- VHS released by Video Treasures
- Directed by: Nick Millard
- Written by: Nick Millard
- Produced by: Frances Millard
- Starring: Priscilla Alden
- Production company: I.R.M.I. Films Corporation
- Distributed by: I.R.M.I. Films Corporation
- Release date: 1987 (United States);
- Running time: 60 minutes
- Country: United States
- Language: English

= Criminally Insane 2 =

1987 film by Nick Millard

Criminally Insane 2 (also known as Crazy Fat Ethel II) is a 1987 horror film written and directed by Nick Millard. It is the sequel to the 1975 film Criminally Insane.

In the film, a female serial killer is released from an insane asylum due to budget cuts. She is transferred to a halfway house, where her delusions resurface. She kills an abusive orderly, and then goes on a killing spree.

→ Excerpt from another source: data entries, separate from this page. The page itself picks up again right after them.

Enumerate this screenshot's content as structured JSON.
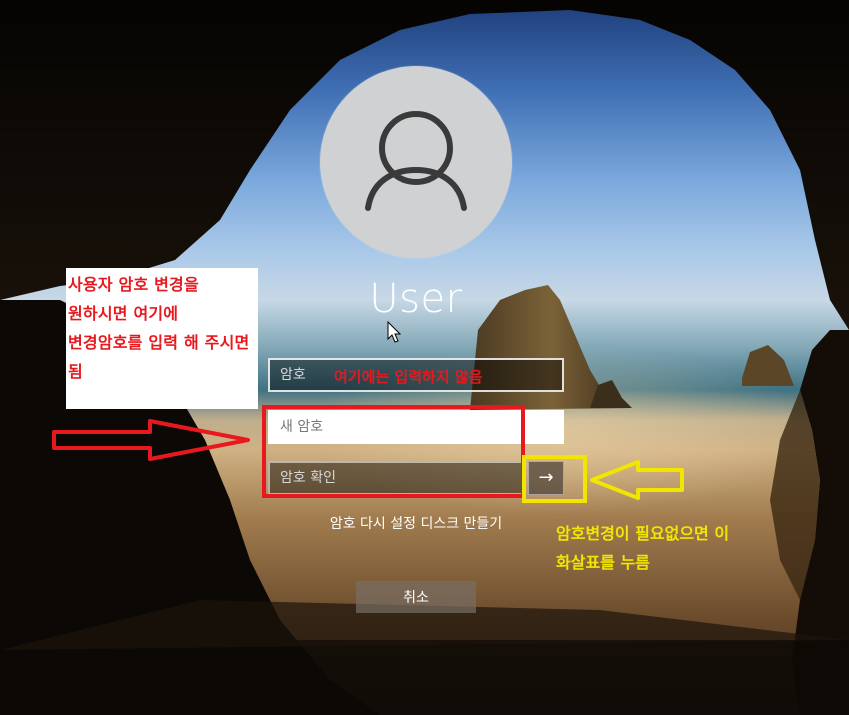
{
  "user": {
    "name": "User"
  },
  "form": {
    "old_password_placeholder": "암호",
    "new_password_placeholder": "새 암호",
    "confirm_password_placeholder": "암호 확인",
    "submit_glyph": "→",
    "reset_disk_link": "암호 다시 설정 디스크 만들기",
    "cancel_label": "취소"
  },
  "annotations": {
    "left_note": "사용자 암호 변경을 원하시면 여기에 변경암호를 입력 해 주시면 됨",
    "old_password_note": "여기에는 입력하지 않음",
    "right_note": "암호변경이 필요없으면 이 화살표를 누름",
    "left_note_color": "#e8191e",
    "right_note_color": "#f2e600"
  },
  "icons": {
    "avatar": "user-silhouette-icon",
    "submit": "arrow-right-icon",
    "pointer": "mouse-cursor-icon"
  }
}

This sequel was shot on video and is 50% clips from its predecessor (presented as flashbacks). The film contains roughly just 30 minutes of new content. The new content has no soundtrack (the only music in the film is during the reused flashback footage), and the video quality is markedly poor, a constant whirring of the machinery being audible.

== Plot ==
Due to budget cuts, an asylum for the criminally insane releases the infamous Ethel Janowski, a morbidly obese woman whose obsession with food caused her to murder six people 13 years earlier, into a halfway house operated by the elderly Hope Bartholomew. As soon as Ethel is admitted into the Bartholomew House, it becomes clear that she is still delusional, convinced that Hope is her dead grandmother, and that a fellow patient named Edgar Stanley is the detective who arrested her. As time passes, Ethel begins demanding more food and refusing to take her medication.

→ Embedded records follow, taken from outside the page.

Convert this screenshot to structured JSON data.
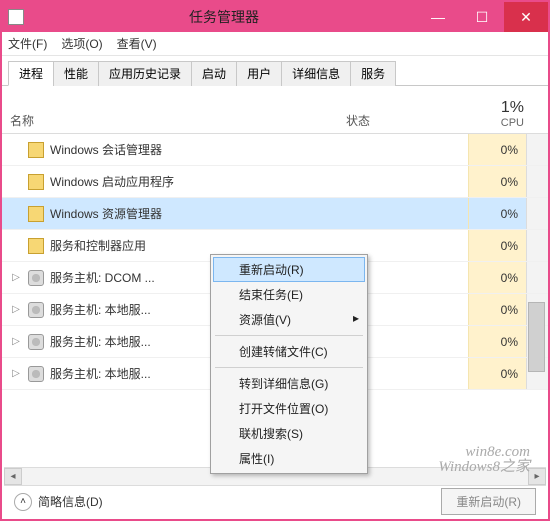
{
  "window": {
    "title": "任务管理器"
  },
  "menu": {
    "file": "文件(F)",
    "options": "选项(O)",
    "view": "查看(V)"
  },
  "tabs": [
    "进程",
    "性能",
    "应用历史记录",
    "启动",
    "用户",
    "详细信息",
    "服务"
  ],
  "active_tab": 0,
  "columns": {
    "name": "名称",
    "status": "状态",
    "cpu_pct": "1%",
    "cpu_label": "CPU"
  },
  "processes": [
    {
      "name": "Windows 会话管理器",
      "cpu": "0%",
      "expandable": false,
      "icon": "folder",
      "selected": false
    },
    {
      "name": "Windows 启动应用程序",
      "cpu": "0%",
      "expandable": false,
      "icon": "folder",
      "selected": false
    },
    {
      "name": "Windows 资源管理器",
      "cpu": "0%",
      "expandable": false,
      "icon": "folder",
      "selected": true
    },
    {
      "name": "服务和控制器应用",
      "cpu": "0%",
      "expandable": false,
      "icon": "folder",
      "selected": false
    },
    {
      "name": "服务主机: DCOM ...",
      "cpu": "0%",
      "expandable": true,
      "icon": "gear",
      "selected": false
    },
    {
      "name": "服务主机: 本地服...",
      "cpu": "0%",
      "expandable": true,
      "icon": "gear",
      "selected": false
    },
    {
      "name": "服务主机: 本地服...",
      "cpu": "0%",
      "expandable": true,
      "icon": "gear",
      "selected": false
    },
    {
      "name": "服务主机: 本地服...",
      "cpu": "0%",
      "expandable": true,
      "icon": "gear",
      "selected": false
    }
  ],
  "context_menu": {
    "restart": "重新启动(R)",
    "end_task": "结束任务(E)",
    "resource_values": "资源值(V)",
    "create_dump": "创建转储文件(C)",
    "go_details": "转到详细信息(G)",
    "open_location": "打开文件位置(O)",
    "search_online": "联机搜索(S)",
    "properties": "属性(I)"
  },
  "footer": {
    "fewer_details": "简略信息(D)",
    "action_button": "重新启动(R)"
  },
  "watermark": {
    "line1": "win8e.com",
    "line2": "Windows8之家"
  }
}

One day, while Hope is out, an orderly feeds the residents dog food, and taunts Ethel by slowly eating a chocolate bar in front of her. Ethel snaps, and kills the orderly by hanging him with a cord, an act witnessed by Edgar. A lieutenant is called in to investigate the death, and leaves after questioning Ethel. Edgar tells Ethel that he will keep quiet about what she did, in exchange for her desserts. Ethel tries to poison Edgar, and when that fails, she resorts to stabbing him with four knives.

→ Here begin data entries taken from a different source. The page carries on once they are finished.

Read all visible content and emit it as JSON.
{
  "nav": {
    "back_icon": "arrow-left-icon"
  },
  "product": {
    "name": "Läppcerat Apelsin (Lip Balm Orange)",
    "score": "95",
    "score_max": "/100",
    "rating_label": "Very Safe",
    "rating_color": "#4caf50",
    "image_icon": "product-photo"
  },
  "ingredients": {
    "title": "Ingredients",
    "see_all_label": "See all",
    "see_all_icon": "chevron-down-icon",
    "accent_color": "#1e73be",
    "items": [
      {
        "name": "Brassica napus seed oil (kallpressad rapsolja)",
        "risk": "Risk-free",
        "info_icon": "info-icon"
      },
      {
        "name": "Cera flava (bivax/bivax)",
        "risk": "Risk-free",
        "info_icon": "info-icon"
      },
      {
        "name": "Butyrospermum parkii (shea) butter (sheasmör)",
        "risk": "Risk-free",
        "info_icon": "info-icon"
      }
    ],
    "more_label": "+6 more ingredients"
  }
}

After another visit from the lieutenant, Hope catches Ethel eating a bag of pretzels, and confiscates them. Ethel then kills Hope, then says "I guess I just lost hope," and laughs. Ethel proceeds to murder the remaining resident (a man who believed he was an insect) and one of the institution doctors when he drops by to see why his calls to the halfway house have not been getting through. Ethel then dances with a dog and a knife in the house's backyard. When the lieutenant returns, she answers the door, and laughs crazily as she states, "Welcome to Bartholomew House. I'm Hope Bartholomew, and I hope you'll be very happy here!"

== Cast ==
- Priscilla Alden as Ethel Janowsky
- Joe Elliot as Dinner Server
- Albert Eskinazi as Edgar Stanley
- Royal Farros as Doctor
- Frances Millard as Hope Bartholomew
- Nick Millard as Dr. Stevens
- Fred Sarra as Lieutenant Frank Harris

== Reception ==
Bill Gibron of DVD Talk awarded the film a score of 2/5, and wrote, "While there is some enjoyment to be had in revisiting a favorite fiend, Criminally Insane 2 is nothing more than a novelty. It can't hold a moldering corpse to its predecessor." A zero was given by Slasherpool, which called the film "suckalicious" and "embarrassingly awful". All DVD Verdict's David Johnson wrote in regards to Criminally Insane 2 was, "The less I say about this horrible movie the better."